Immunohistology and immunocytology techniques permit the specific demonstration of cell and tissue antigens in tissue sections, cell smears and cytospins using enzyme or fluorescence as a label.
The IMMU-MARK immunostaining kits are based on the biotin-streptavidin amplified methodology. Streptavidin is a 60,000 dalton avidin analog isolated from the bacterium Streptomyces avidinii1. Like avidin isolated from egg whites, (molecular weight approximately 68,000) streptavidin is capable of binding the small, water soluble vitamin biotin (molecular weight 244) with an unusually high affinity (KD = 10-15). Although the binding between streptavidin and biotin is non-covalent, it is over one million times stronger than antigen-antibody interactions and is essentially irreversible.
Unlike avidin, streptavidin exhibits very little non-specific binding to normal tissue, e. g., mast cells, kidney, liver and brain tissue at physiological pH1,2. A high degree of non-specific staining with avidin occurs because (1) of the high isoelectric point of avidin which increases electrostatic interaction and (2) the high carbohydrate content of avidin which accounts for non-specific binding to tissue proteins. Streptavidin binds to biotin as effectively as avidin but its isoelectric point is close to neutral and contains no carbohydrate residues. Therefore, the problem of non-specific binding is eliminated.

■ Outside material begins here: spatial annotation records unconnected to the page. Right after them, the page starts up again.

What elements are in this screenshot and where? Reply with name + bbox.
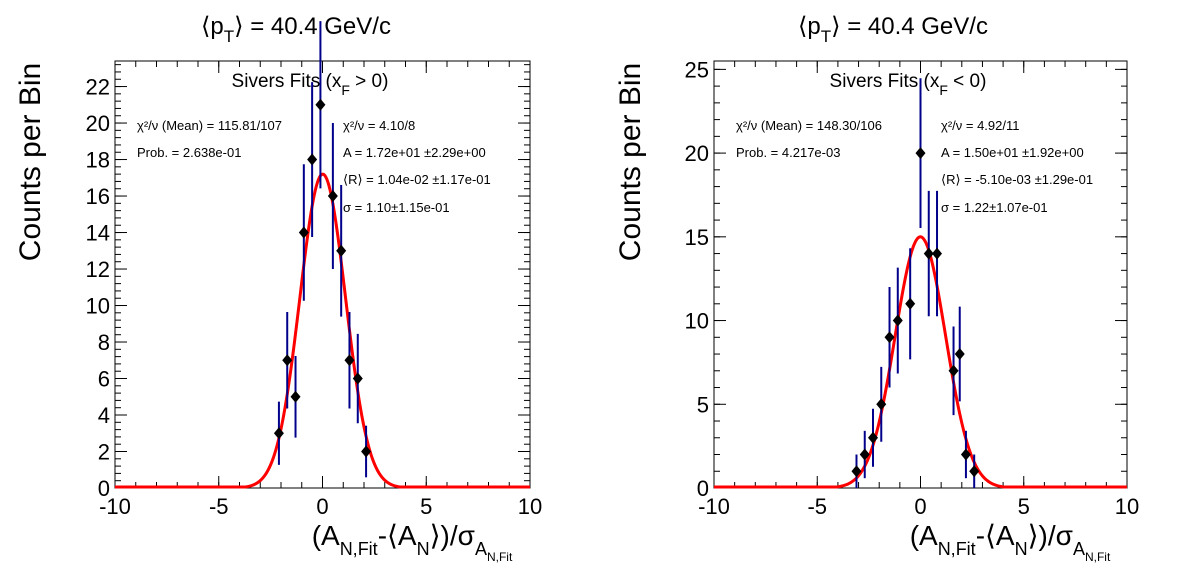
data-point bbox=[344, 354, 355, 367]
axis-ticks-right: -10 -5 0 5 10 0 5 10 15 20 25 bbox=[685, 57, 1140, 519]
x-tick-label: -5 bbox=[807, 494, 827, 519]
stat-chi2-mean-left: χ²/ν (Mean) = 115.81/107 bbox=[137, 118, 282, 133]
axis-ticks-left: -10 -5 0 5 10 0 2 4 6 8 10 12 14 16 18 20 22 bbox=[86, 61, 542, 519]
data-point bbox=[298, 226, 309, 239]
data-point bbox=[932, 247, 943, 260]
stat-sigma-right: σ = 1.22±1.07e-01 bbox=[941, 200, 1048, 215]
stat-chi2-fit-left: χ²/ν = 4.10/8 bbox=[343, 118, 415, 133]
panel-right: ⟨pT⟩ = 40.4 GeV/c Counts per Bin Sivers … bbox=[614, 13, 1139, 564]
x-tick-label: 5 bbox=[420, 494, 432, 519]
fit-subtitle-left: Sivers Fits (xF > 0) bbox=[232, 71, 389, 98]
data-point bbox=[876, 398, 887, 411]
stat-prob-right: Prob. = 4.217e-03 bbox=[736, 145, 840, 160]
data-point bbox=[282, 354, 293, 367]
data-point bbox=[859, 448, 870, 461]
gaussian-fit-curve-left bbox=[115, 172, 530, 489]
stat-mean-r-left: ⟨R⟩ = 1.04e-02 ±1.17e-01 bbox=[343, 172, 491, 187]
y-axis-label-left: Counts per Bin bbox=[14, 63, 47, 261]
x-axis-label-right: (AN,Fit-⟨AN⟩)/σAN,Fit bbox=[910, 520, 1111, 564]
y-tick-label: 0 bbox=[697, 476, 709, 501]
y-tick-label: 8 bbox=[98, 330, 110, 355]
data-point bbox=[352, 372, 363, 385]
y-tick-label: 0 bbox=[98, 476, 110, 501]
stat-sigma-left: σ = 1.10±1.15e-01 bbox=[343, 200, 450, 215]
data-point bbox=[273, 427, 284, 440]
data-point bbox=[892, 314, 903, 327]
x-tick-label: 10 bbox=[518, 494, 542, 519]
data-point bbox=[954, 348, 965, 361]
data-point bbox=[290, 390, 301, 403]
y-tick-label: 2 bbox=[98, 440, 110, 465]
data-point bbox=[923, 247, 934, 260]
y-tick-label: 6 bbox=[98, 367, 110, 392]
y-tick-label: 14 bbox=[86, 221, 110, 246]
panel-left: ⟨pT⟩ = 40.4 GeV/c Counts per Bin Sivers … bbox=[14, 13, 542, 564]
data-point bbox=[336, 244, 347, 257]
data-point bbox=[915, 147, 926, 160]
fit-subtitle-right: Sivers Fits (xF < 0) bbox=[830, 71, 987, 98]
y-tick-label: 16 bbox=[86, 184, 110, 209]
stat-prob-left: Prob. = 2.638e-01 bbox=[137, 145, 241, 160]
x-tick-label: 10 bbox=[1115, 494, 1139, 519]
x-axis-label-left: (AN,Fit-⟨AN⟩)/σAN,Fit bbox=[312, 520, 513, 564]
data-point bbox=[948, 364, 959, 377]
stat-amplitude-right: A = 1.50e+01 ±1.92e+00 bbox=[941, 145, 1084, 160]
y-tick-label: 20 bbox=[685, 141, 709, 166]
data-points-left bbox=[273, 21, 372, 478]
x-tick-label: -5 bbox=[209, 494, 229, 519]
stat-mean-r-right: ⟨R⟩ = -5.10e-03 ±1.29e-01 bbox=[941, 172, 1093, 187]
y-tick-label: 4 bbox=[98, 403, 110, 428]
panel-title-right: ⟨pT⟩ = 40.4 GeV/c bbox=[798, 13, 988, 46]
y-tick-label: 10 bbox=[685, 309, 709, 334]
y-tick-label: 22 bbox=[86, 75, 110, 100]
y-tick-label: 18 bbox=[86, 148, 110, 173]
x-tick-label: 0 bbox=[316, 494, 328, 519]
x-tick-label: -10 bbox=[698, 494, 730, 519]
y-tick-label: 12 bbox=[86, 257, 110, 282]
x-tick-label: 0 bbox=[914, 494, 926, 519]
data-point bbox=[851, 465, 862, 478]
data-point bbox=[361, 445, 372, 458]
data-point bbox=[969, 465, 980, 478]
y-tick-label: 5 bbox=[697, 392, 709, 417]
stat-chi2-mean-right: χ²/ν (Mean) = 148.30/106 bbox=[736, 118, 882, 133]
data-point bbox=[327, 190, 338, 203]
stat-chi2-fit-right: χ²/ν = 4.92/11 bbox=[941, 118, 1020, 133]
gaussian-fit-curve-right bbox=[714, 235, 1127, 489]
y-axis-label-right: Counts per Bin bbox=[614, 63, 647, 261]
y-tick-label: 25 bbox=[685, 57, 709, 82]
x-tick-label: -10 bbox=[99, 494, 131, 519]
stat-amplitude-left: A = 1.72e+01 ±2.29e+00 bbox=[343, 145, 486, 160]
data-points-right bbox=[851, 78, 980, 488]
data-point bbox=[307, 153, 318, 166]
y-tick-label: 10 bbox=[86, 294, 110, 319]
data-point bbox=[315, 98, 326, 111]
data-point bbox=[868, 431, 879, 444]
data-point bbox=[884, 331, 895, 344]
panel-title-left: ⟨pT⟩ = 40.4 GeV/c bbox=[201, 13, 391, 46]
x-tick-label: 5 bbox=[1018, 494, 1030, 519]
y-tick-label: 20 bbox=[86, 111, 110, 136]
data-point bbox=[960, 448, 971, 461]
y-tick-label: 15 bbox=[685, 225, 709, 250]
data-point bbox=[905, 297, 916, 310]
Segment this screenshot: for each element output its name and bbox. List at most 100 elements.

The streptavidin-biotin system represents the latest technology in an effective and sensitive immunoassay for demonstration of antigens in human and animal tissue sections, cell smears and cytospins. The system gives clear, intense staining with a minimum of background. This eliminates the need for blocking to suppress endogenous biotin activity. In this amplification system the enzyme is directly conjugated to the streptavidin, thus providing highly stable reagents.